4/30/2006

Oh God You Are Really Spoiling Me!





Hello,

There I was sitting eating my lunch when I heard a faint banging in the distance. Quick as a fox I grabbed my camera and raced to the window and there they were- the Orange folks!. Yes, folks it's marching season again. I imagine this is very similar to being in Rio at carnival time only without all the tiresome tourists getting in the way. And less thongs.

To think it was only yesterday Davo at Bawbags was wondering where on earth the City Council got the idea for the Glasgow-Scotland With Style slogan from and lo the answer comes marching up the High Street. Orange is a difficult colour to carry off and the picture above shows Her Majesty's fan club carrying off this tricky style move with ease. Marvel at the ladies at the back with their stylish blue carrier bags. Observe the Orangeman just ahead of them in the third picture with the two tone hair. Unconvinced then might I draw your attention to the lady at the front in the second photo resplendent in an all white outfit. A magnificent sight I'm sure you'll agree.

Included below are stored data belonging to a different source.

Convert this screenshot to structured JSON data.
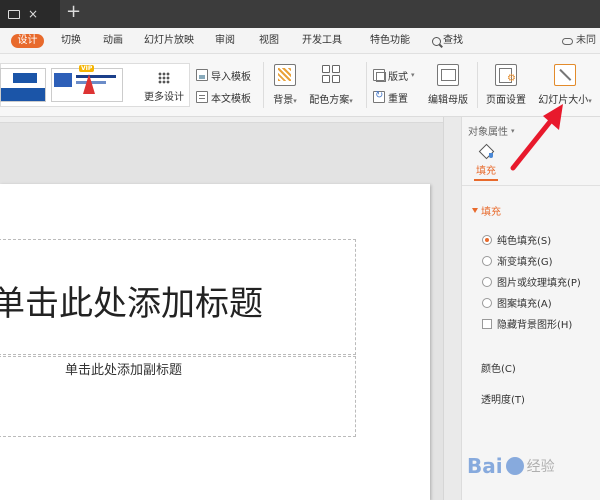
{
  "menu": {
    "design": "设计",
    "items": [
      "切换",
      "动画",
      "幻灯片放映",
      "审阅",
      "视图",
      "开发工具",
      "特色功能"
    ],
    "search": "查找",
    "cloud": "未同"
  },
  "ribbon": {
    "vip": "VIP",
    "more_design": "更多设计",
    "import_template": "导入模板",
    "text_template": "本文模板",
    "background": "背景",
    "color_scheme": "配色方案",
    "layout": "版式",
    "reset": "重置",
    "edit_master": "编辑母版",
    "page_setup": "页面设置",
    "slide_size": "幻灯片大小"
  },
  "slide": {
    "title_placeholder": "单击此处添加标题",
    "subtitle_placeholder": "单击此处添加副标题"
  },
  "panel": {
    "header": "对象属性",
    "tab_fill": "填充",
    "section_fill": "填充",
    "options": [
      {
        "label": "纯色填充(S)",
        "type": "radio",
        "selected": true
      },
      {
        "label": "渐变填充(G)",
        "type": "radio",
        "selected": false
      },
      {
        "label": "图片或纹理填充(P)",
        "type": "radio",
        "selected": false
      },
      {
        "label": "图案填充(A)",
        "type": "radio",
        "selected": false
      },
      {
        "label": "隐藏背景图形(H)",
        "type": "checkbox",
        "selected": false
      }
    ],
    "color_label": "颜色(C)",
    "transparency_label": "透明度(T)"
  },
  "watermark": {
    "brand": "Bai",
    "suffix": "经验"
  },
  "colors": {
    "accent": "#e86a2c",
    "titlebar": "#3c3c3c",
    "arrow": "#e8192c"
  }
}
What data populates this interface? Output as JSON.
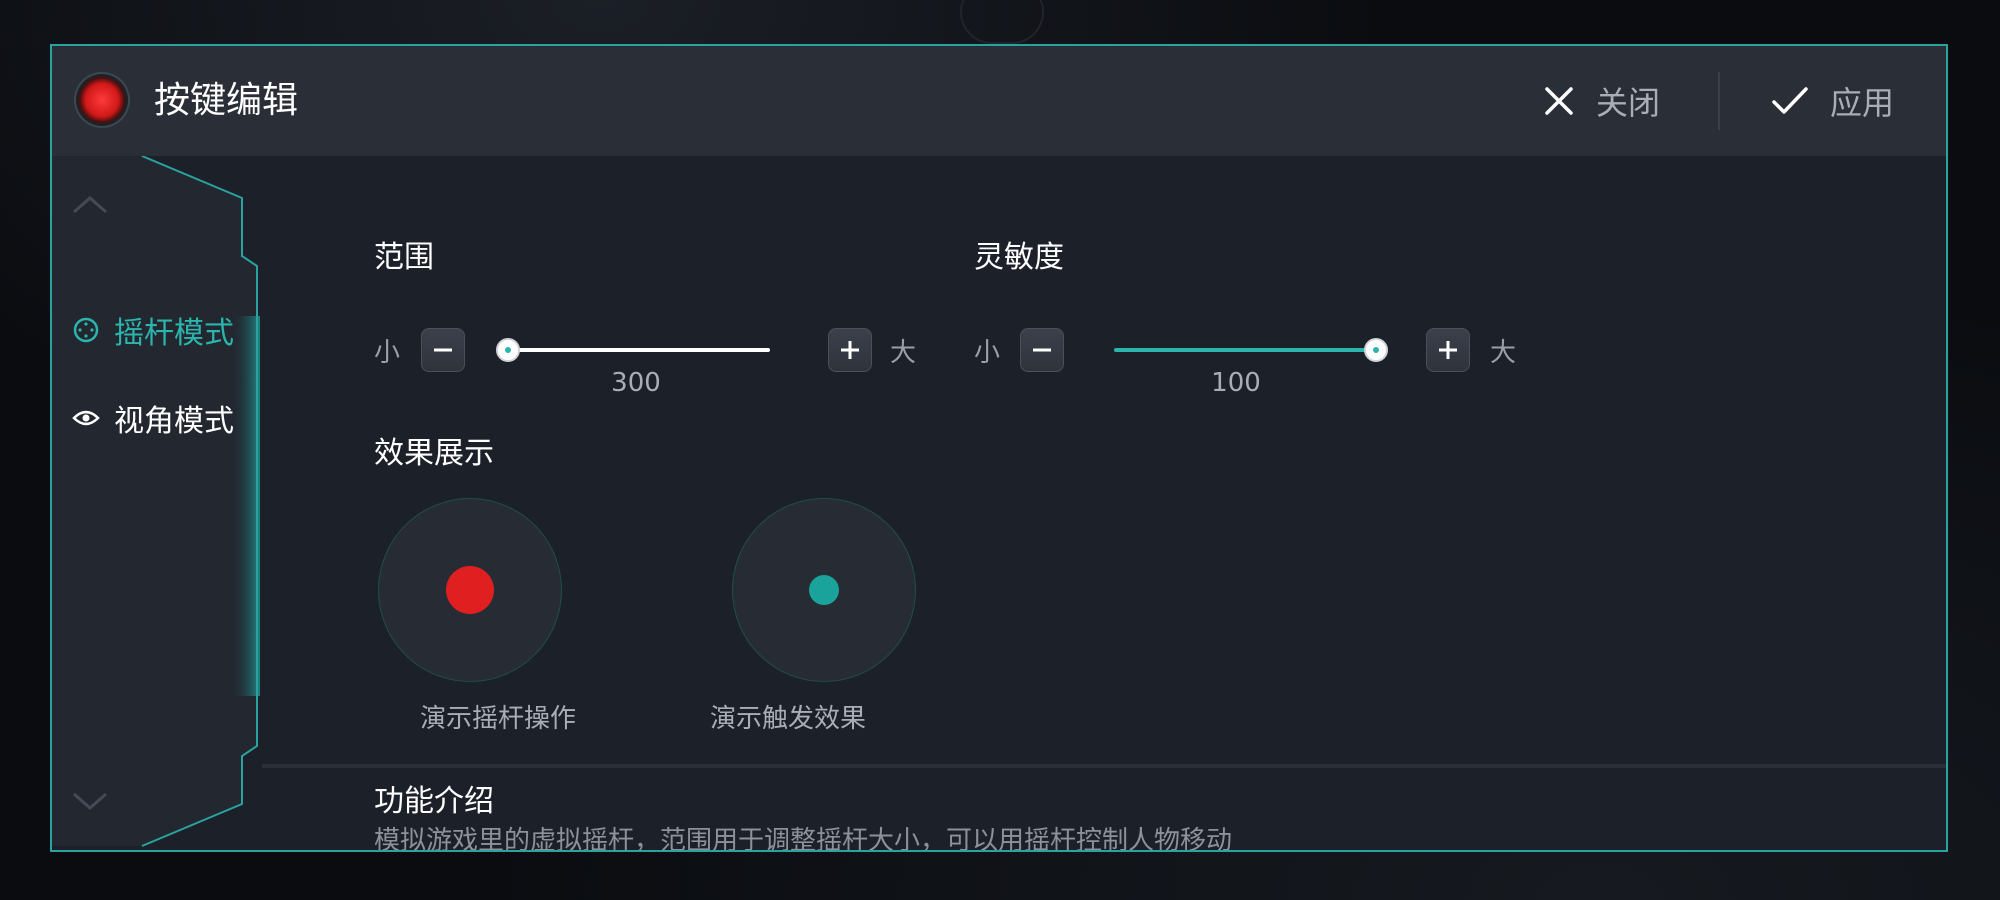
{
  "header": {
    "title": "按键编辑",
    "close_label": "关闭",
    "apply_label": "应用"
  },
  "sidebar": {
    "items": [
      {
        "label": "摇杆模式",
        "icon": "joystick-icon",
        "active": true
      },
      {
        "label": "视角模式",
        "icon": "eye-icon",
        "active": false
      }
    ]
  },
  "range": {
    "title": "范围",
    "min_label": "小",
    "max_label": "大",
    "value": "300",
    "position_fraction": 0.0
  },
  "sensitivity": {
    "title": "灵敏度",
    "min_label": "小",
    "max_label": "大",
    "value": "100",
    "position_fraction": 1.0
  },
  "effects": {
    "title": "效果展示",
    "demo_joystick_label": "演示摇杆操作",
    "demo_trigger_label": "演示触发效果"
  },
  "intro": {
    "title": "功能介绍",
    "text": "模拟游戏里的虚拟摇杆，范围用于调整摇杆大小，可以用摇杆控制人物移动"
  },
  "colors": {
    "accent": "#2bb5ad",
    "border": "#2aa3a0",
    "demo_red": "#e02020"
  }
}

Those of you who've not had the pleasure of witnessing one of these wonderful parades may find this hard to believe but the best is yet to come. By July they're in some sort of frenzy and thousands of them take to the streets. You can't even begin to imagine some of the sights on display and if you all behave between now and then I might put up a few snaps for you all to marvel at.

Cheerio

4 comments:

iLL Man said...

That'll just be a wee test march I assume. Make sure their drums are still working, try out some new funny walks, give the new outfit a run out.

Splendid.

DC said...

Did you hear about the Loyalist calendar?

It goes January, February, March, March, March...

*gets coat*

Clairwil said...

ill man,
I believe the technical term for an Orange Order strut on a Sunday is a 'Church Parade'. It might be best to watch where you use the phrase 'wee test march' -you wouldn't like them when they're angry.

universal soldier,
I'll be using that joke myself very quietly in selected company.

iLL Man said...

Fotunately I don't know any hardcore orangemen or women so I doubt it'll be a problem. I'll bear it in mind should I meet one though.